Artificial neural networks have advanced due to scaling dimensions, but conventional computing faces inefficiency due to the von Neumann bottleneck. In-memory computation architectures, like memristors, offer promise but face challenges due to hardware non-idealities. This work proposes and experimentally demonstrates layer ensemble averaging, a technique to map pre-trained neural network solutions from software to defective hardware crossbars of emerging memory devices and reliably attain near-software performance on inference. The approach is investigated using a custom 20,000-device hardware prototyping platform on a continual learning problem where a network must learn new tasks without catastrophically forgetting previously learned information. Results demonstrate that by trading off the number of devices required for layer mapping, layer ensemble averaging can reliably boost defective memristive network performance up to the software baseline. For the investigated problem, the average multi-task classification accuracy improves from 61 % to 72 % (< 1 % of software baseline) using the proposed approach.

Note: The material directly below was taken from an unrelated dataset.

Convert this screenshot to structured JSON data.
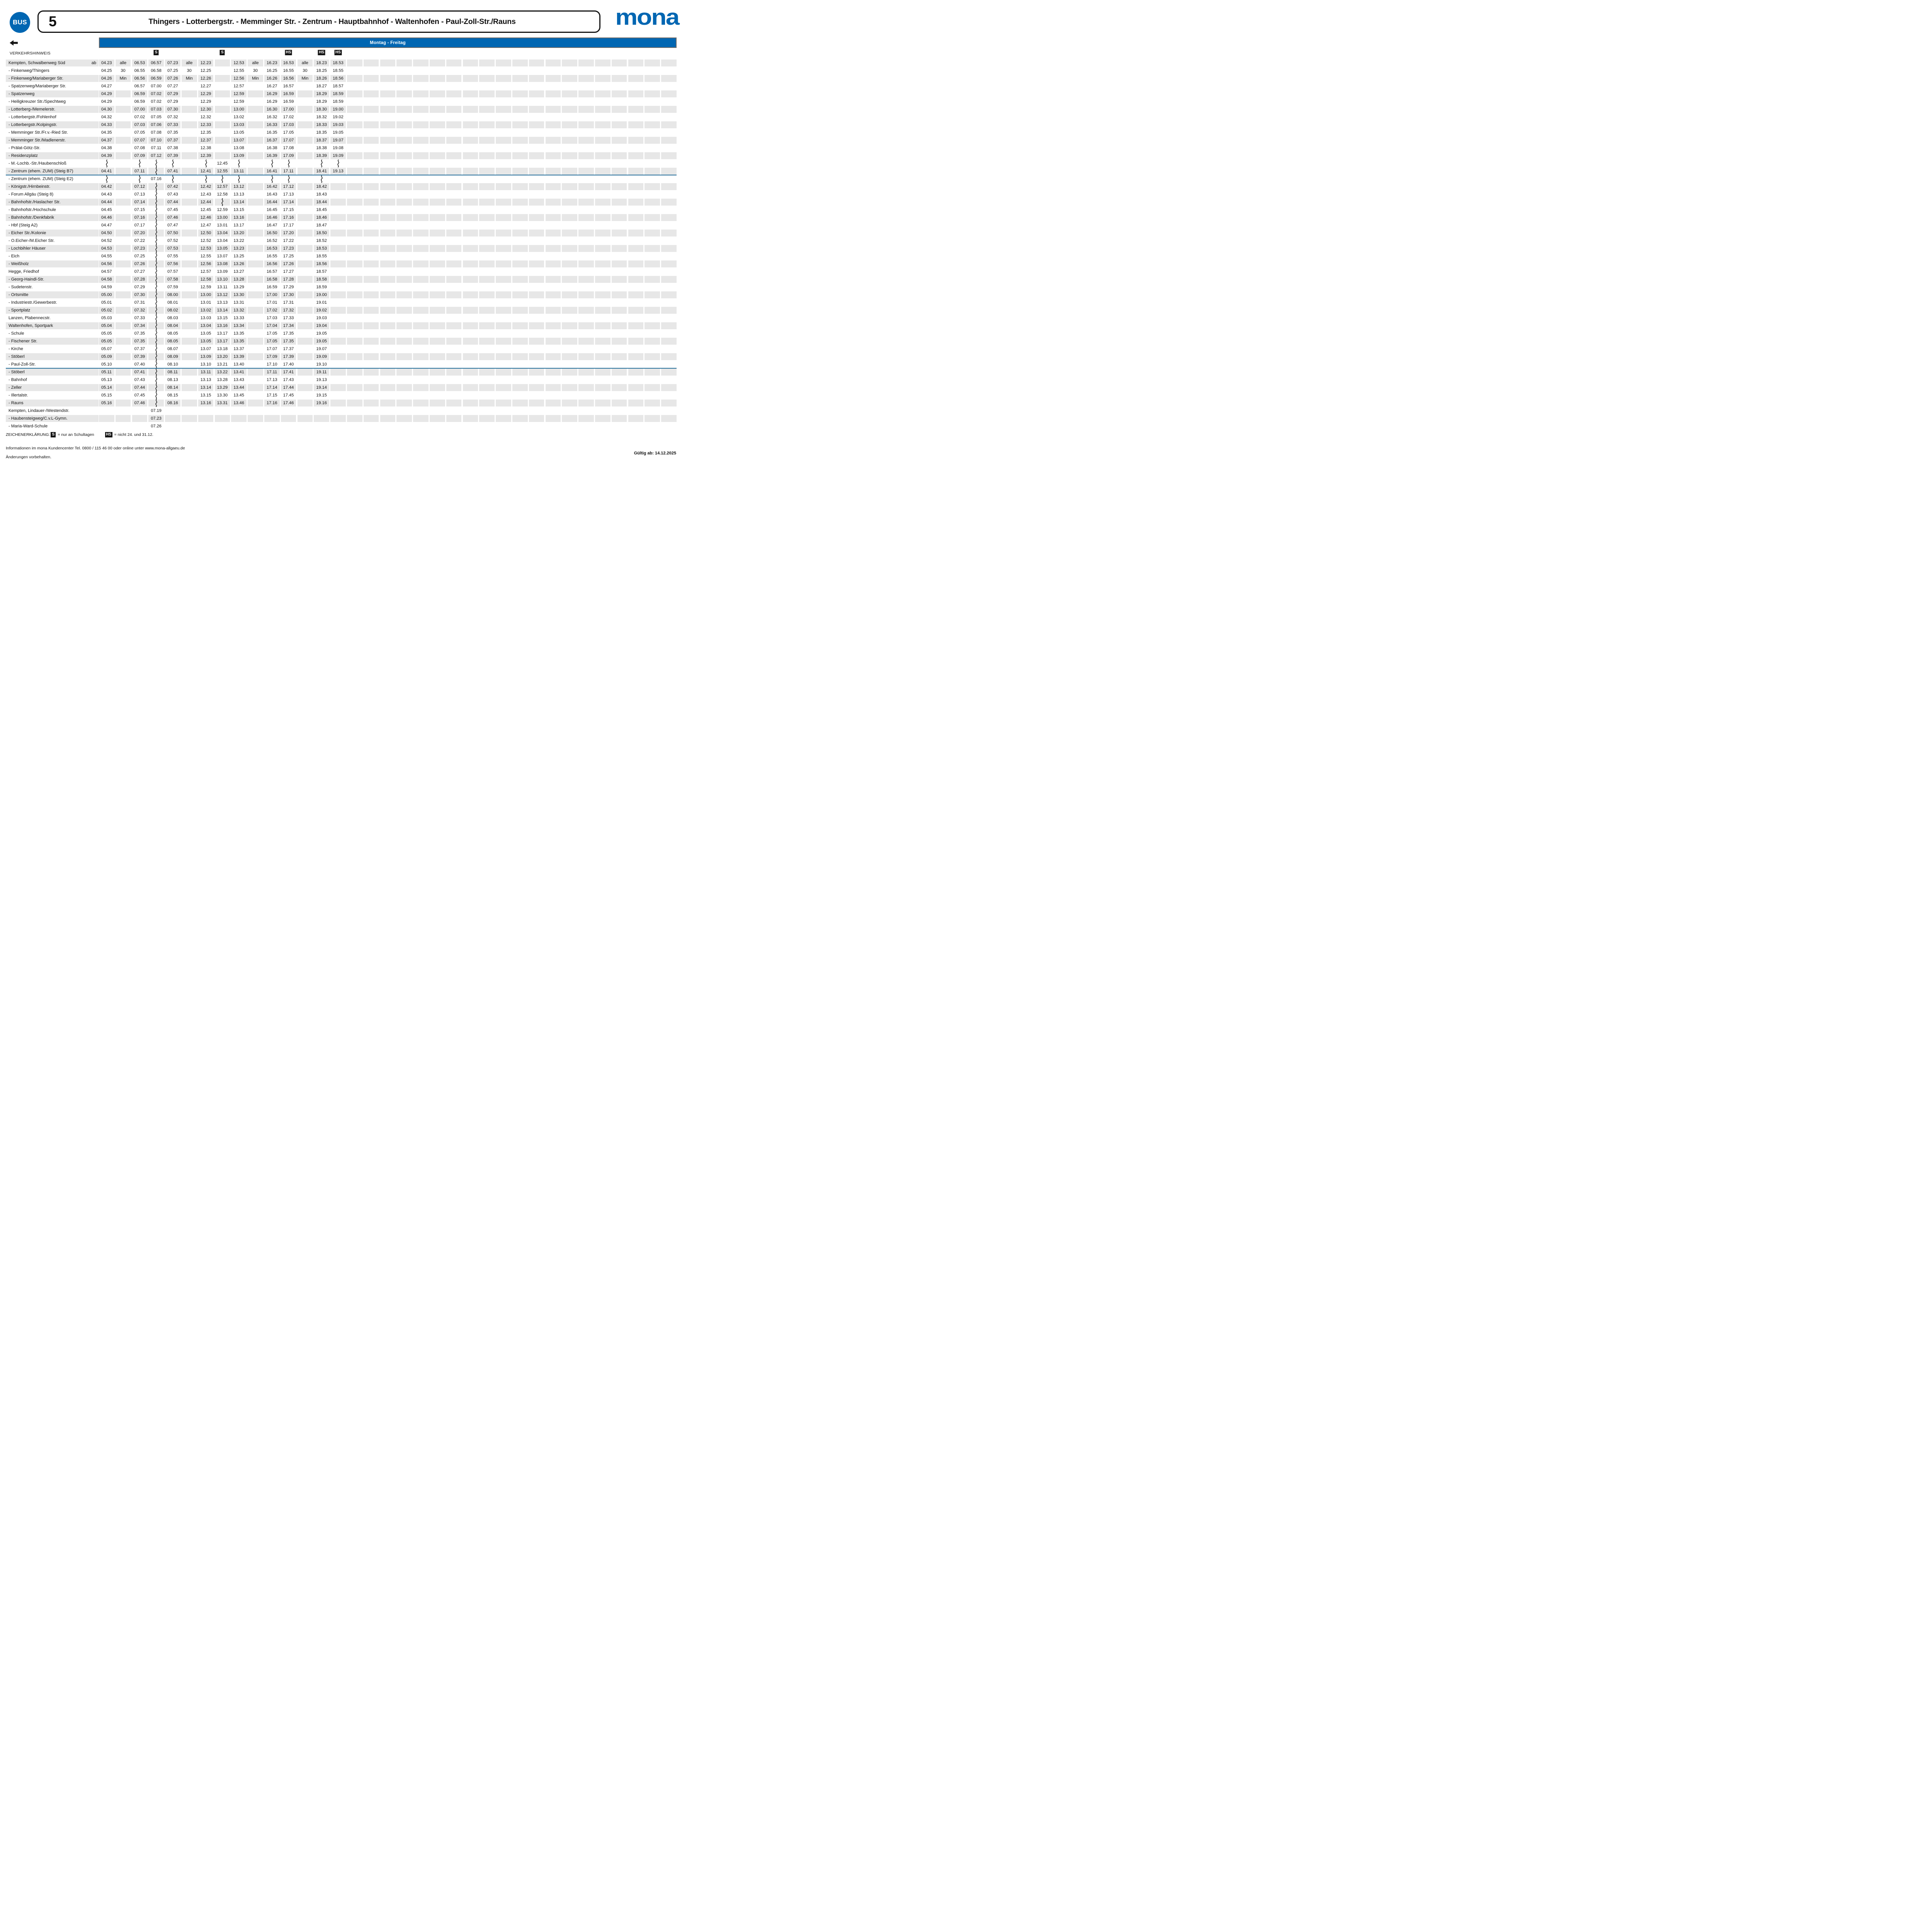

翻译：人工神经网络凭借规模扩展取得了长足进步，但传统计算受冯·诺依曼瓶颈制约存在效率低下问题。基于忆阻器的存内计算架构虽展现出应用前景，却受限于硬件非理想特性带来的挑战。本文提出并实验验证了层集成平均技术——该技术可将预训练神经网络解决方案从软件映射至新兴存储器件的有缺陷硬件交叉阵列，在推理阶段可靠实现接近软件水平的性能。我们利用定制20000器件硬件原型平台，在持续学习问题（要求网络在不发生灾难性遗忘的前提下持续学习新任务）中对本方法展开研究。结果表明，通过权衡层映射所需的器件数量，层集成平均技术能可靠地将缺陷忆阻网络的性能提升至软件基准水平。针对所研究问题，采用本方法后平均多任务分类准确率从61%提升至72%（与软件基准的偏差小于1%）。